Now Wright argues that the risen Christ was not the same Christ with the same body: his disciples didn't even recognize him at first. Paul argues upon the ground of Christ's resurrection that we will receive a new body in the resurrection, a celestial body that we do not yet understand or see. Wright refers to this as "transformed physicality": there is a continuity with physical existence, empirically and tangibly, but also a transcendent and fuller dimension to this existence. Perhaps it could be said this way: the new body is not less empirical but more fully so. It more fully exists, just as the promise held out is the promise of a "new creation," a "new heaven and new earth" that will be more fully material and real, not less so. We wont be ghosts in the clouds. We will be more fully human.

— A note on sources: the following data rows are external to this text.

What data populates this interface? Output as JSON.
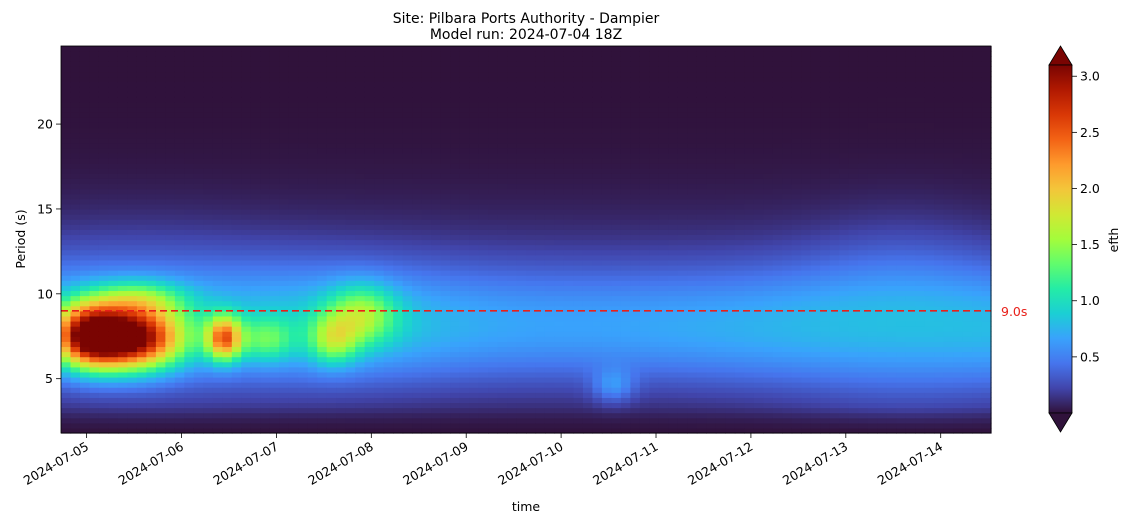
{
  "chart_data": {
    "type": "heatmap",
    "title_line1": "Site: Pilbara Ports Authority - Dampier",
    "title_line2": "Model run: 2024-07-04 18Z",
    "xlabel": "time",
    "ylabel": "Period (s)",
    "colorbar_label": "efth",
    "x_tick_labels": [
      "2024-07-05",
      "2024-07-06",
      "2024-07-07",
      "2024-07-08",
      "2024-07-09",
      "2024-07-10",
      "2024-07-11",
      "2024-07-12",
      "2024-07-13",
      "2024-07-14"
    ],
    "y_ticks": [
      5,
      10,
      15,
      20
    ],
    "y_tick_labels": [
      "5",
      "10",
      "15",
      "20"
    ],
    "ylim": [
      1.8,
      24.6
    ],
    "xlim_days": [
      -0.27,
      9.53
    ],
    "colorbar_ticks": [
      0.5,
      1.0,
      1.5,
      2.0,
      2.5,
      3.0
    ],
    "colorbar_tick_labels": [
      "0.5",
      "1.0",
      "1.5",
      "2.0",
      "2.5",
      "3.0"
    ],
    "clim": [
      0.0,
      3.1
    ],
    "colorbar_extend": "both",
    "colormap": "turbo",
    "reference_line": {
      "period": 9.0,
      "label": "9.0s",
      "color": "#e8201a",
      "style": "dashed"
    },
    "features": [
      {
        "t": 0.45,
        "p": 7.4,
        "st": 0.38,
        "sp": 1.25,
        "a": 2.6
      },
      {
        "t": 0.0,
        "p": 7.6,
        "st": 0.25,
        "sp": 1.3,
        "a": 1.7
      },
      {
        "t": 1.45,
        "p": 7.4,
        "st": 0.13,
        "sp": 0.9,
        "a": 1.7
      },
      {
        "t": 0.55,
        "p": 9.7,
        "st": 0.35,
        "sp": 0.8,
        "a": 0.7
      },
      {
        "t": 1.9,
        "p": 7.3,
        "st": 0.2,
        "sp": 0.9,
        "a": 0.6
      },
      {
        "t": 2.6,
        "p": 7.3,
        "st": 0.18,
        "sp": 1.0,
        "a": 0.8
      },
      {
        "t": 2.9,
        "p": 8.8,
        "st": 0.25,
        "sp": 1.2,
        "a": 0.8
      },
      {
        "t": 5.55,
        "p": 4.6,
        "st": 0.15,
        "sp": 0.7,
        "a": 0.35
      }
    ]
  }
}
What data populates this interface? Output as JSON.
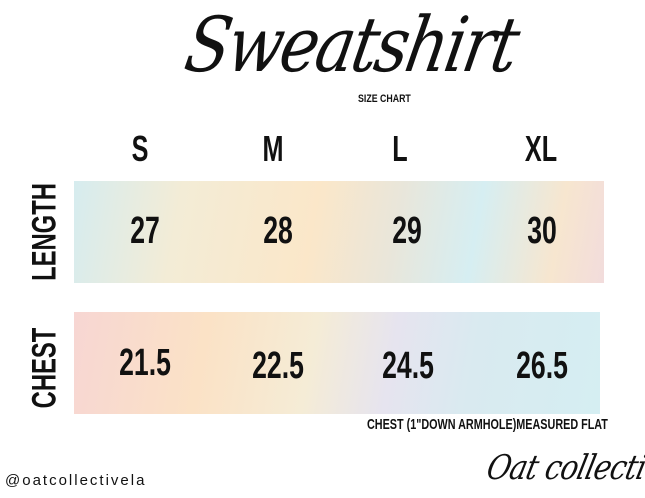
{
  "title": "Sweatshirt",
  "subtitle": "SIZE CHART",
  "sizes": [
    "S",
    "M",
    "L",
    "XL"
  ],
  "rows": [
    {
      "label": "LENGTH",
      "values": [
        "27",
        "28",
        "29",
        "30"
      ]
    },
    {
      "label": "CHEST",
      "values": [
        "21.5",
        "22.5",
        "24.5",
        "26.5"
      ]
    }
  ],
  "note": "CHEST (1\"DOWN ARMHOLE)MEASURED FLAT",
  "handle": "@oatcollectivela",
  "brand": "Oat collective",
  "colors": {
    "text": "#111111",
    "band_palette": [
      "#d6ecef",
      "#fbe7c9",
      "#f7d6d3",
      "#e6e4ef"
    ]
  }
}
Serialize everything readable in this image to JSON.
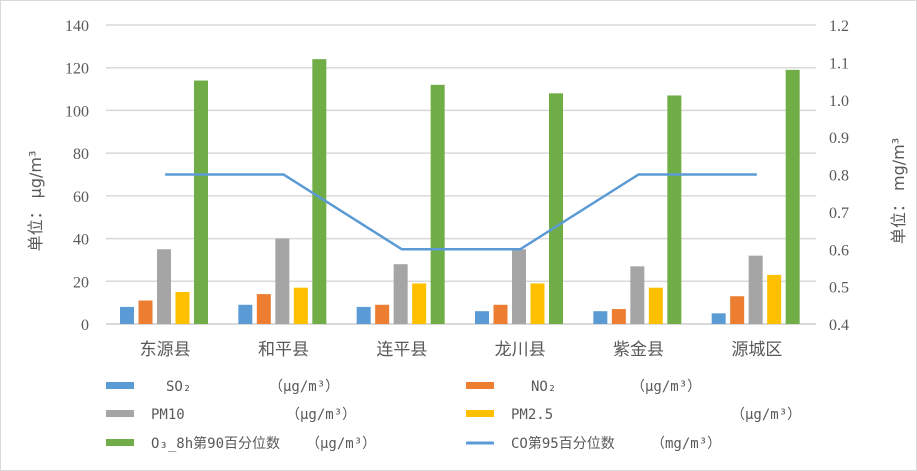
{
  "chart_data": {
    "type": "bar",
    "categories": [
      "东源县",
      "和平县",
      "连平县",
      "龙川县",
      "紫金县",
      "源城区"
    ],
    "ylabel": "单位： μg/m³",
    "y2label": "单位： mg/m³",
    "ylim": [
      0,
      140
    ],
    "yticks": [
      0,
      20,
      40,
      60,
      80,
      100,
      120,
      140
    ],
    "y2lim": [
      0.4,
      1.2
    ],
    "y2ticks": [
      "0.4",
      "0.5",
      "0.6",
      "0.7",
      "0.8",
      "0.9",
      "1.0",
      "1.1",
      "1.2"
    ],
    "grid": true,
    "legend": "bottom",
    "series": [
      {
        "name": "SO₂",
        "unit": "（μg/m³）",
        "color": "#5b9bd5",
        "values": [
          8,
          9,
          8,
          6,
          6,
          5
        ]
      },
      {
        "name": "NO₂",
        "unit": "（μg/m³）",
        "color": "#ed7d31",
        "values": [
          11,
          14,
          9,
          9,
          7,
          13
        ]
      },
      {
        "name": "PM10",
        "unit": "（μg/m³）",
        "color": "#a5a5a5",
        "values": [
          35,
          40,
          28,
          35,
          27,
          32
        ]
      },
      {
        "name": "PM2.5",
        "unit": "（μg/m³）",
        "color": "#ffc000",
        "values": [
          15,
          17,
          19,
          19,
          17,
          23
        ]
      },
      {
        "name": "O₃_8h第90百分位数",
        "unit": "（μg/m³）",
        "color": "#70ad47",
        "values": [
          114,
          124,
          112,
          108,
          107,
          119
        ]
      },
      {
        "name": "CO第95百分位数",
        "unit": "（mg/m³）",
        "color": "#5b9bd5",
        "type": "line",
        "axis": "right",
        "values": [
          0.8,
          0.8,
          0.6,
          0.6,
          0.8,
          0.8
        ]
      }
    ]
  }
}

Jesus would have been more fully human and a foretaste of what lies beyond the eschatological horizon of his early followers' hope. What else could have drawn them out of their despair? They felt that Jesus had been a failure, and those who heard him crying out on the cross knew that he may have felt like a failure too. When Jesus was killed, so was his message. The disciples fled in despair. What could have led them to believe he had risen and been vindicated? I would argue nothing less than something very real and traumatic, something like an empirically present Christ. It's hard to imagine that they simply began to believe this as they reflected on their vivid memories of Jesus as Haight seems to think.

Haight's Fallacy:
So back to Haight. His belief that the event cannot be both historical and meta-historical is fallacious: he himself argues that Jesus mediates the presence of God as a concrete symbol. Why can the resurrection not be a concrete and mediatory symbol? In other words, the resurrection of Jesus of Nazareth as an historical event can be understood as a dialectical symbol mediating a meta-historical and transcendent reality: Jesus has been taken "up" into the life of God, vindicated and exalted over his oppressors, concretely manifested in his empirical resurrection. Again, if Jesus is the first-fruits of the new creation and the second Adam (Gk. anthropos=human, Heb. adam=human), he must be more human, not less. The Jews believed that we are not whole beings unless we have both a body and an internal life-force joined as a psychosomatic unity. Jesus has to be a holistic psychosomatic unity from the new creation to accurately/truthfully preview the ultimate eschatological outcome of God's redemptive activity in history.

Theological Consequences:
Without an historical resurrection, the central oracle of early Christian hope is lost. Christianity as a spiritual path does not get lost, nor the luminosity and wisdom of Jesus' teachings. But the particularity of the Christian hope gets lost. The message of Jesus has a lot of transformative power in itself, but the resurrection gives it teeth. Some are content losing the metaphysical singularity of the Christian message   truncated from its spiritual path; others would like to have a form of poetic justice laid out in front of the world's suffering as a guarantee to the poor and oppressed, a messianic structure of hope-against-hope offered as an historical pre-figure to a future interruption to the insane samsara of systemic injustice as well as an ultimatum laid out before the oppressive cultural forces as a challenge and a threat.